One of the things I'm working on at the moment is a feature for Oolite where it will - if you're using the OXP developer build (including nightly builds) - do something if you load an OXP which uses a deprecated feature, or makes some other mistake (e.g. misnamed files).
Options for what happens are:
- nothing (useful for people who are playing the nightly builds for purposes other than OXP writing, and also what will continue to happen in release builds)
- add a log entry
- add a log entry, and where reasonably "safe" to do so block the use of a deprecated feature
- add a log entry and immediately exit to desktop
(The last sounds harsh, but if you tend to release OXPs with silly mistakes because you didn't check the logs enough, it might be useful)
So far I've got the various obsolete items at [wiki]OXP_standards[/wiki], a requirement for OXP-format releases to include a manifest.plist, and a number of existing missing/misformatted file errors which already give a log entry but will now trigger the "exit on error" route if that's enabled.
Is there anything else (that can be tested for programatically, that is) which OXPers would find useful for Oolite to warn about in this way?
Thanks! This will probably save me many hours of headaches trying to spot a simple typo.
...Is there any chance of re-enabling the logging of what line in a script triggers an error?
(Or was that removed from trunk and standard Oolite because of too much accumulated cruft?)
I'm strongly against exiting to desktop, and for me having depreciated stuff blocked is also a very poor idea as it'll make actually upgrading such OXPs very difficult.
My vote would be for a very clear and descriptive log entry which includes full details of which script (and ideally where in it) the problems are occurring. Very much along the lines that Switeck already said, which I fully support.
One other suggestion - could the oxp verifier be tweaked to also highlight depreciated stuff?
As for if there's anything else, ideally I'd like to see some kind of enforcement of licenses, but I have no idea how that could be done.
But I have to honestly say that there's been so much change made (and so much further change proposed) that what I feared about keeping OXPs up to date with them is beginning to come to pass in that it's going to be too much of a moving target and much too time consuming for what I can give them.
I'm strongly against exiting to desktop, and for me having depreciated stuff blocked is also a very poor idea as it'll make actually upgrading such OXPs very difficult.
It's a setting, and the default in a test build is just to log it.
Thargoid wrote:
One other suggestion - could the oxp verifier be tweaked to also highlight depreciated stuff?
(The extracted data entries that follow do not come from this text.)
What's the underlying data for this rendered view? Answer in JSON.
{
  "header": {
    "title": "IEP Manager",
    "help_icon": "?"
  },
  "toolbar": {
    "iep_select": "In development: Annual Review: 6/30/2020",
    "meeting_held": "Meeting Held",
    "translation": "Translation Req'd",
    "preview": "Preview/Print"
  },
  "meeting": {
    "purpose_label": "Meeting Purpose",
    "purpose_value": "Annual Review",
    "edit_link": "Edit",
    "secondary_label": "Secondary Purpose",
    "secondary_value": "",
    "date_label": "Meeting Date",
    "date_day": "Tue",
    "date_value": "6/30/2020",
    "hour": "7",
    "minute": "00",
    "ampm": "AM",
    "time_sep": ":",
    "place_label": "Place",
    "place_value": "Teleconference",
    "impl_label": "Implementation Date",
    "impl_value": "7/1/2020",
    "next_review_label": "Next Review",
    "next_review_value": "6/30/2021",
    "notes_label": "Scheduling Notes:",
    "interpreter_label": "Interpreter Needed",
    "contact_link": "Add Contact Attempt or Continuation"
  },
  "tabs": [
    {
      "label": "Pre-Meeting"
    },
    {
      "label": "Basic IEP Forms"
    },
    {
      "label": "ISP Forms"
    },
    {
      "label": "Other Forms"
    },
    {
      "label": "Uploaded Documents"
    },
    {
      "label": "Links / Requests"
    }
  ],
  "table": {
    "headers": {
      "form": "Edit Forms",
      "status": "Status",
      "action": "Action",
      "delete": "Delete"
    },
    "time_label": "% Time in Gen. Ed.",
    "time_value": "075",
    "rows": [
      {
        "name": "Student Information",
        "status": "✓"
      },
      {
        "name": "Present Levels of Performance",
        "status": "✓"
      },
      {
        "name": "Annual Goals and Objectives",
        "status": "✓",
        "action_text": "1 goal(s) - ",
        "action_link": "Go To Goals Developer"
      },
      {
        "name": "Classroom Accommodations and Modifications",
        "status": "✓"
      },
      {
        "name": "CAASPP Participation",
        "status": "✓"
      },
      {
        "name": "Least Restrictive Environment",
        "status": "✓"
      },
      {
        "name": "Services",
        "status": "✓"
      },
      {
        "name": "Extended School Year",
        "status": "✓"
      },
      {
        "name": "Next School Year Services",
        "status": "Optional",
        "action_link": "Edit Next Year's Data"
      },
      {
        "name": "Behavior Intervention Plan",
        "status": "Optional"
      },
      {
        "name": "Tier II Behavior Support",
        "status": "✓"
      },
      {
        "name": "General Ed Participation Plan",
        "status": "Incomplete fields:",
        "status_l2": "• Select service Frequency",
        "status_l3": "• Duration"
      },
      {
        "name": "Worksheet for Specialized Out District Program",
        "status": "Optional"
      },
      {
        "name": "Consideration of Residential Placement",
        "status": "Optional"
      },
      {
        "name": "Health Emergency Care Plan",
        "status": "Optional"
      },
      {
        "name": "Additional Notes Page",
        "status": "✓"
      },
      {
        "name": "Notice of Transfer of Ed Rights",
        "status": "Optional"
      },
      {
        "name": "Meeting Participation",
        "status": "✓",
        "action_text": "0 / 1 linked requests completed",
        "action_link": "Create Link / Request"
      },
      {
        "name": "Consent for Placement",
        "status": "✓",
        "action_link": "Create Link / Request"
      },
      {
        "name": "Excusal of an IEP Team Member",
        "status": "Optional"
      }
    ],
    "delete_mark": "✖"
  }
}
Some of it, yes. A few things are fairly difficult to find except at runtime, but all the plist-key stuff should be straightforward.
Thargoid wrote:
But I have to honestly say that there's been so much change made (and so much further change proposed) that what I feared about keeping OXPs up to date with them is beginning to come to pass in that it's going to be too much of a moving target and much too time consuming for what I can give them.
While logging deprecated items is a first step to removing support for them entirely, I think the logging needs to be in a stable release before any of that can happen. So the earliest any of this would stop working is 1.84 (which is certainly going to be no sooner than the end of 2016, and more likely 2017 or 2018). The obvious first target for actual removal is the legacy scripting engine which was ... well, little bits of it were still needed up to 1.77 in terms of the "conditions" key for shipdata/shipyard, but everything else was obsoleted by JS in 1.74 or earlier - and very few OXPs still actually use it, which is why it's the obvious target for removal.
An important first step for many mission or station OXPs is to start using the populator script to create ships and places of interest.
The first one you do will probably be the hardest.